I also bought some formula, though it took me two tries to do it. The first time I stood in the formula aisle, got overwhelmed and slightly disgusted with the whole thing, and left without buying anything (even though I already knew what brand I wanted to try first. It was right there on the shelf. But I just couldn't seem to pick it up). This morning I successfully bought the formula (though I totally cried in the car afterwards). But I stubbornly have not given OZL any formula yet - and I don't plan to until after his three month birthday tomorrow. I like being able to say that he was exclusively breastfeed for the first three months. I know in reality a day or two doesn't make any difference whatsoever, and that formula is perfectly healthy and fine, but somehow it makes a difference in my head so I'm sticking with it.

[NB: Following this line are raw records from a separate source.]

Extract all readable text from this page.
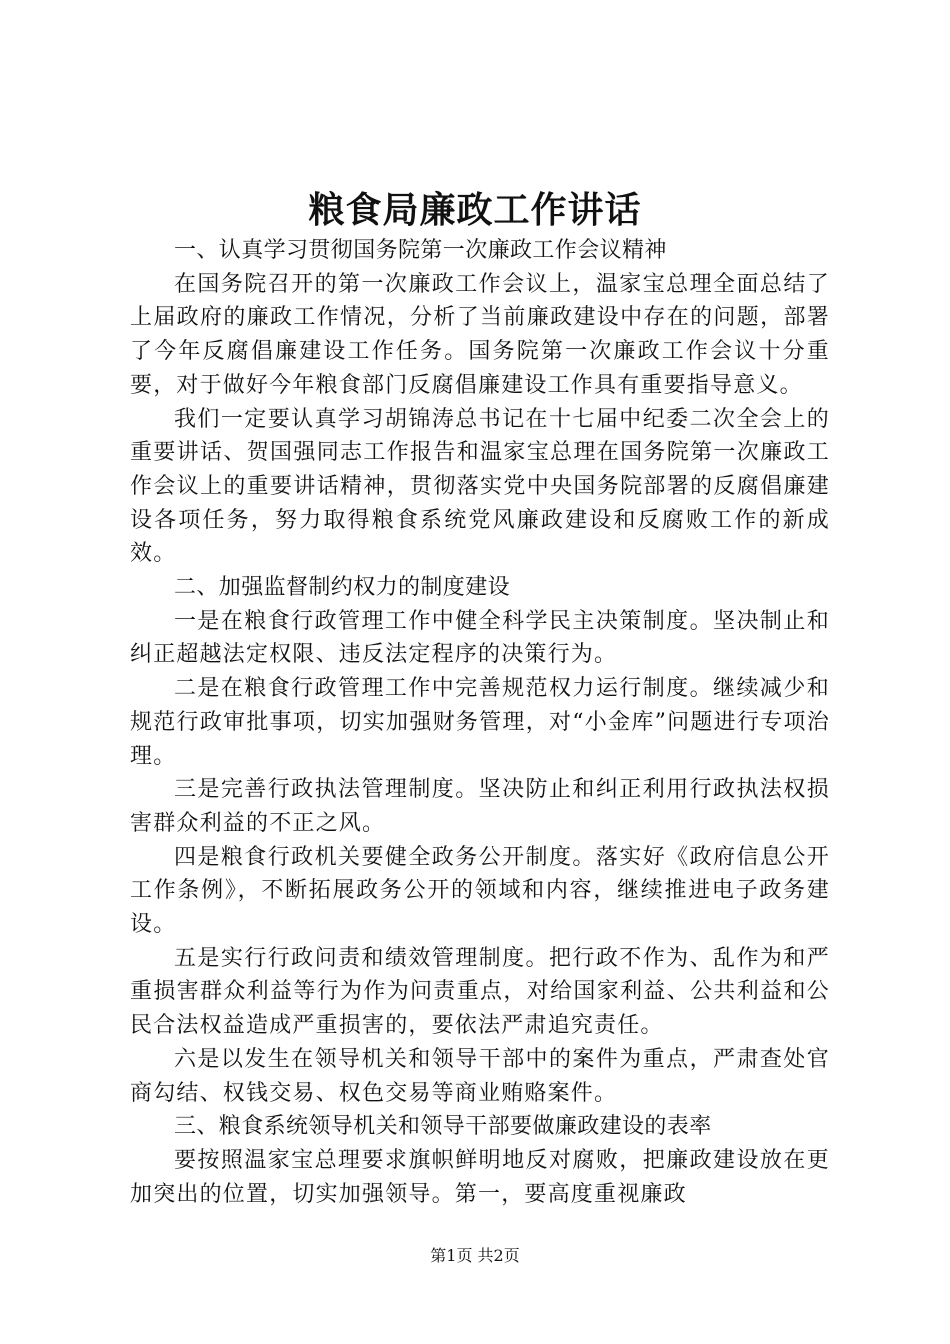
粮食局廉政工作讲话

一、认真学习贯彻国务院第一次廉政工作会议精神

在国务院召开的第一次廉政工作会议上，温家宝总理全面总结了上届政府的廉政工作情况，分析了当前廉政建设中存在的问题，部署了今年反腐倡廉建设工作任务。国务院第一次廉政工作会议十分重要，对于做好今年粮食部门反腐倡廉建设工作具有重要指导意义。

我们一定要认真学习胡锦涛总书记在十七届中纪委二次全会上的重要讲话、贺国强同志工作报告和温家宝总理在国务院第一次廉政工作会议上的重要讲话精神，贯彻落实党中央国务院部署的反腐倡廉建设各项任务，努力取得粮食系统党风廉政建设和反腐败工作的新成效。

二、加强监督制约权力的制度建设

一是在粮食行政管理工作中健全科学民主决策制度。坚决制止和纠正超越法定权限、违反法定程序的决策行为。

二是在粮食行政管理工作中完善规范权力运行制度。继续减少和规范行政审批事项，切实加强财务管理，对“小金库”问题进行专项治理。

三是完善行政执法管理制度。坚决防止和纠正利用行政执法权损害群众利益的不正之风。

四是粮食行政机关要健全政务公开制度。落实好《政府信息公开工作条例》，不断拓展政务公开的领域和内容，继续推进电子政务建设。

五是实行行政问责和绩效管理制度。把行政不作为、乱作为和严重损害群众利益等行为作为问责重点，对给国家利益、公共利益和公民合法权益造成严重损害的，要依法严肃追究责任。

六是以发生在领导机关和领导干部中的案件为重点，严肃查处官商勾结、权钱交易、权色交易等商业贿赂案件。

三、粮食系统领导机关和领导干部要做廉政建设的表率

要按照温家宝总理要求旗帜鲜明地反对腐败，把廉政建设放在更加突出的位置，切实加强领导。第一，要高度重视廉政

第1页 共2页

For now OZL's bottle feedings are coming out of the stash that I've been diligently building up in the freezer like Scrooge McDuck (the picture on this post!) I actually have more than three gallons of breastmilk in my freezer - approximately 70 more feedings where OZL will get the benefits of breastmilk. Maybe even more than that, since I think we will mix formula and breastmilk to get him adjusted to the new taste before we run out of breastmilk.
I know I've done absolutely everything I can to maintain our breastfeeding relationship as long as possible and to provide my son with the benefits of as much breastmilk as possible. I know I've done a good job. And now it's time to move forward. So here we go.